The latest annual report from the Prison Service provides further evidence. According to that report one quarter – 24.7% – of those committed to prison in 2024 were non-Irish nationals. Excluding those who acquired Irish citizenship a good estimate of the number born outside of the state is around one third.
Hardly surprising then that, as with last month’s Central Statistics Office report on population and migration, the figures on citizenship as the supposed guide to the level of immigration is no longer ceased upon by the “fact checkers” and “debunkers.”
They have been wont to claim that: “Oh of course mass immigration is like the best thing ever but the numbers are not actually that high.” Cue the citizenship statistics which have regularly been used to obscure the actual extent of immigration by conflating citizenship – which by now includes several hundred thousand of naturalised persons born outside of Ireland – with the number of people born outside of the state.
The 2022 Census had shown that while 12% of the population of the state had other than Irish citizenship, that just under 20% had been born outside of the country. Assuming the same gap still exists then somewhere close to 24% – almost a quarter of the population – has been born outside of the state.
Now, let us return to the prison population. That almost one quarter of those sent to prison in 2024 were of other than Irish citizenship is striking enough. However, if the same gap exists between that and the actual proportion born outside of the state applies then we would expect that almost one third – 32% – of prisoners in Irish jails are not Irish.
According to the Prison Service, of non-Irish citizens committed to prison in 2024, other EU citizens accounted for 11.7%; African nationals for 4.2%. Asians for 2.5%; South Americans were 1.2%, UK citizens 1.9% and 3.2% from a large range of other countries around the globe.

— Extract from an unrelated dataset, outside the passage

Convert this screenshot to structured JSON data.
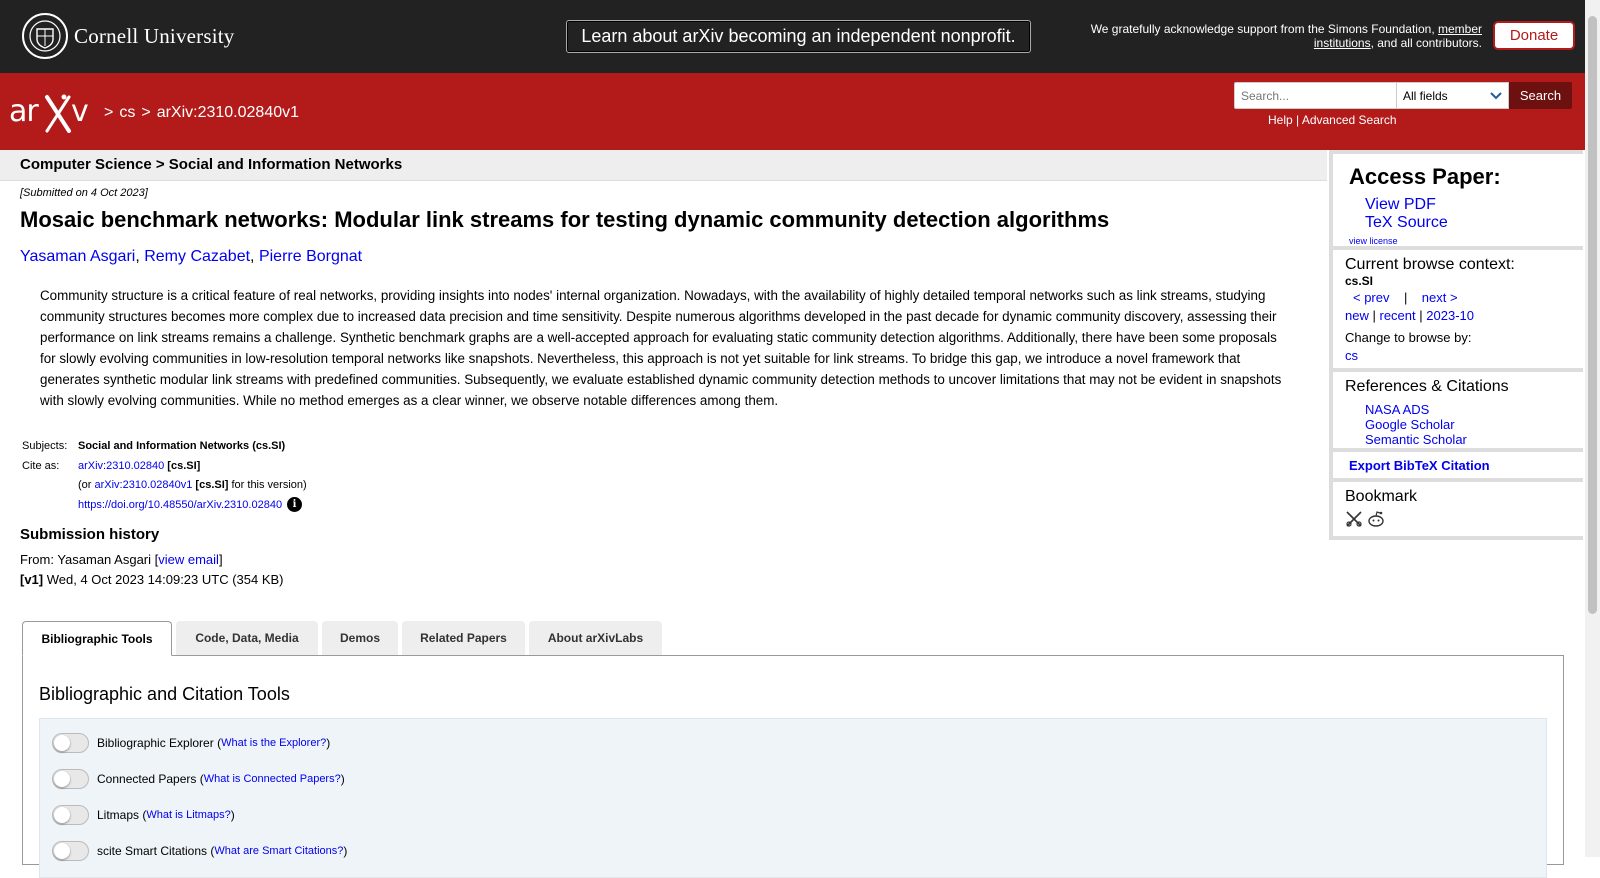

By way of comparison, the 2022 Census found that 6% of those enumerated had citizenship of other EU states; 0.9% of the population of the state had citizenship of African states; 0.2% were UK citizens; 1.9% were Asian citizens and 3.2 were from other European states or non European states.
They are the most recent statistics for citizenship and would suggest that the number of prisoners of other EU, African and UK citizenship is vastly out of proportion to the numbers of EU, African and UK citizens living here.
The same applies to the relationship between people born outside of the state and the numbers of them in prison.
There is a clear link then between immigration into Ireland and crime in Ireland. It is difficult to deny that no matter what way you massage the figures. And I note that none of the busters and checkers have sought to “call out” the prison service even though the citizenship metric underestimates that connection.
Perhaps, they agree with Don Quixote who declaimed that “Facts, my dear Sancho, are the enemy of truth.”
Which is the point of Cervantes’ novel, I suppose. Tilting at windmills in the belief that they are dragons. In the modern context, however, this has taken a rather different turn as the creator of the illusions are those with the power to “shape the narrative.”
It is not oddballs such as myself and others who are ‘Quixotic’ when it comes to presenting and explaining what is happening here, but those in authority. Even if their ‘authority’ is based on no more than being dependent on State and EU funding.